“Well, my love?”
“Whenever you can’t come to see me, will you write to me? I want you to send me, at least once every day, a dear, kind, affectionate letter, full of love; won’t you, dear?”
“I will, if you will promise faithfully to burn them,” replied Julius, as his prudent mind grasped the possibility of some unfortunate future misunderstanding, in which ardent love-letters might have a damaging effect upon the case of the defendant. “That is, pretty nearly every day.”
“Thus far,” continued Leonie, “I have kept all that you have written. I have read them over, and over, and over, and kissed them again and again. The sweet verses you have sent to me I have learned by heart.”
“Have you, darling?” said Mr. Weems, with a feeling of pride in his success as a poet.
“Shall I repeat them to you?”
“If you will, dearest,” replied Mr. Weems, with the air of a man who was conscious that he had turned off rather a good thing in the way of verses.
“Let me see,” said Leonie, leaning back in her chair, “how do they begin? Oh, yes!”
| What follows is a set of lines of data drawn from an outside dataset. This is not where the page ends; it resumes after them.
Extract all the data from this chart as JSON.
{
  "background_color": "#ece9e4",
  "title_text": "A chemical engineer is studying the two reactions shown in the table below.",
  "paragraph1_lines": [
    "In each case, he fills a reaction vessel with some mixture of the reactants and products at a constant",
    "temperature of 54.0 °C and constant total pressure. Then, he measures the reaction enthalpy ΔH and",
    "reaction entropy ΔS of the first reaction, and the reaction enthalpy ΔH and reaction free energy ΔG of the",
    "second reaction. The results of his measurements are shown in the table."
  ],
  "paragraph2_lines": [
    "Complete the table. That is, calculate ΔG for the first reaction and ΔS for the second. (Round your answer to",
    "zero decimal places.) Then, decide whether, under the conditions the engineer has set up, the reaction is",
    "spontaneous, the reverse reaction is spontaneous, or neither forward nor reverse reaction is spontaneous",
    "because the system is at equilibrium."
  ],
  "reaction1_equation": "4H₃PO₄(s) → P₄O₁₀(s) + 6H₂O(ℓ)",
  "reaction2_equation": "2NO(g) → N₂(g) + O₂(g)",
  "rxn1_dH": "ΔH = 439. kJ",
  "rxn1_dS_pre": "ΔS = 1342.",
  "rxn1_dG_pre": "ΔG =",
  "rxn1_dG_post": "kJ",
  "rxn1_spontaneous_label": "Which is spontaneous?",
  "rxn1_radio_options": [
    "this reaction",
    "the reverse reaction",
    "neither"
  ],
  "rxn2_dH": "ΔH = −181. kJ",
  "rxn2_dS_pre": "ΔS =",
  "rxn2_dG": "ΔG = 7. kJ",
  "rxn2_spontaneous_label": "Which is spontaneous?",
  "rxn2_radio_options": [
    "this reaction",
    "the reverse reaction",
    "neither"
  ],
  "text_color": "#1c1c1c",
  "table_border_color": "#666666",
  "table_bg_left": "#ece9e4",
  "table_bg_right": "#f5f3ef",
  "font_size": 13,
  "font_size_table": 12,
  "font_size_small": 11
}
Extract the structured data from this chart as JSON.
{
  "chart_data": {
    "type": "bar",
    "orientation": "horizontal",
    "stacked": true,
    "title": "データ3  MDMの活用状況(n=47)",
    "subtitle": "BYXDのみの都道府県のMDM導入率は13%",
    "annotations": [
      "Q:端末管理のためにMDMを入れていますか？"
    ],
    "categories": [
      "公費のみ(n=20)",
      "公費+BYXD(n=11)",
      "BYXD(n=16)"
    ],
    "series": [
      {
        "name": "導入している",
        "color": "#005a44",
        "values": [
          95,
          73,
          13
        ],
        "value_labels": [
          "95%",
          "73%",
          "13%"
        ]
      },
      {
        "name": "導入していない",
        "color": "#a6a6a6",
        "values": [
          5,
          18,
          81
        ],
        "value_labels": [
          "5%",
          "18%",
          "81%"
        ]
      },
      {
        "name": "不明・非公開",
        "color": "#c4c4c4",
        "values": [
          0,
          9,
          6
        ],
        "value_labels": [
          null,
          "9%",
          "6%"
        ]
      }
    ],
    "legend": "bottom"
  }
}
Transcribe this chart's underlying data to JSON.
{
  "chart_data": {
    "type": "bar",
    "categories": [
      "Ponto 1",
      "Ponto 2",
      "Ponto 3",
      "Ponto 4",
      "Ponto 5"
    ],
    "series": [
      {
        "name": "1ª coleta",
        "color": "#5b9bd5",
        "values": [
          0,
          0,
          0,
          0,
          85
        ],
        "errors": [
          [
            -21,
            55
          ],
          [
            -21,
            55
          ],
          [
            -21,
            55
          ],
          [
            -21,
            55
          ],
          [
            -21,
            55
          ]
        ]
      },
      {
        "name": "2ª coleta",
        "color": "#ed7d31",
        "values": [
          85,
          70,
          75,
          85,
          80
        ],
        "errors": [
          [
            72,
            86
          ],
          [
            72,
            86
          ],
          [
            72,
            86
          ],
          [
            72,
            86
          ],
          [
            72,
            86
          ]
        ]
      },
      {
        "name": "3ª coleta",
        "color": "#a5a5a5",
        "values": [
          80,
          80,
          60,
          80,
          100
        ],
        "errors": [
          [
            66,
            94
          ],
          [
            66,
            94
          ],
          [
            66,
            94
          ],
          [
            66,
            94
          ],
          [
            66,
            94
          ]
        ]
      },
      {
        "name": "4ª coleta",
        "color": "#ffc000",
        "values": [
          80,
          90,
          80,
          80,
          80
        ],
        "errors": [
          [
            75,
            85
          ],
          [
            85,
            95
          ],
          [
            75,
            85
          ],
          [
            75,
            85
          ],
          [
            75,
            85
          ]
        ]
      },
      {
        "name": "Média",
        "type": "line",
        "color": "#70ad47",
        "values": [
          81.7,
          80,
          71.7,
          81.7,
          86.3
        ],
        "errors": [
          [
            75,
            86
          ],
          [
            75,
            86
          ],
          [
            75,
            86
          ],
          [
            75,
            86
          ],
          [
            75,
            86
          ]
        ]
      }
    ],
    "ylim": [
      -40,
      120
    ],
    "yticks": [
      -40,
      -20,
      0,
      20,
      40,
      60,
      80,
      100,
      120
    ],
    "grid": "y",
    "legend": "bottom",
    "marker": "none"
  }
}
‘Sweetheart, if I could surely choose
The aptest word in passion’s speech,
And all its subtlest meaning use
With eloquence, your soul to teach,
Still, forced by its intensity,
Sweetheart, my love would voiceless be.
‘Sweetheart, though all the days and hours
Sped by, with love in sharpest stress,
To find some reach of human powers
Its faintest impulse to express;
Till Time merged in Eternity,
Sweetheart, my love would voiceless be.’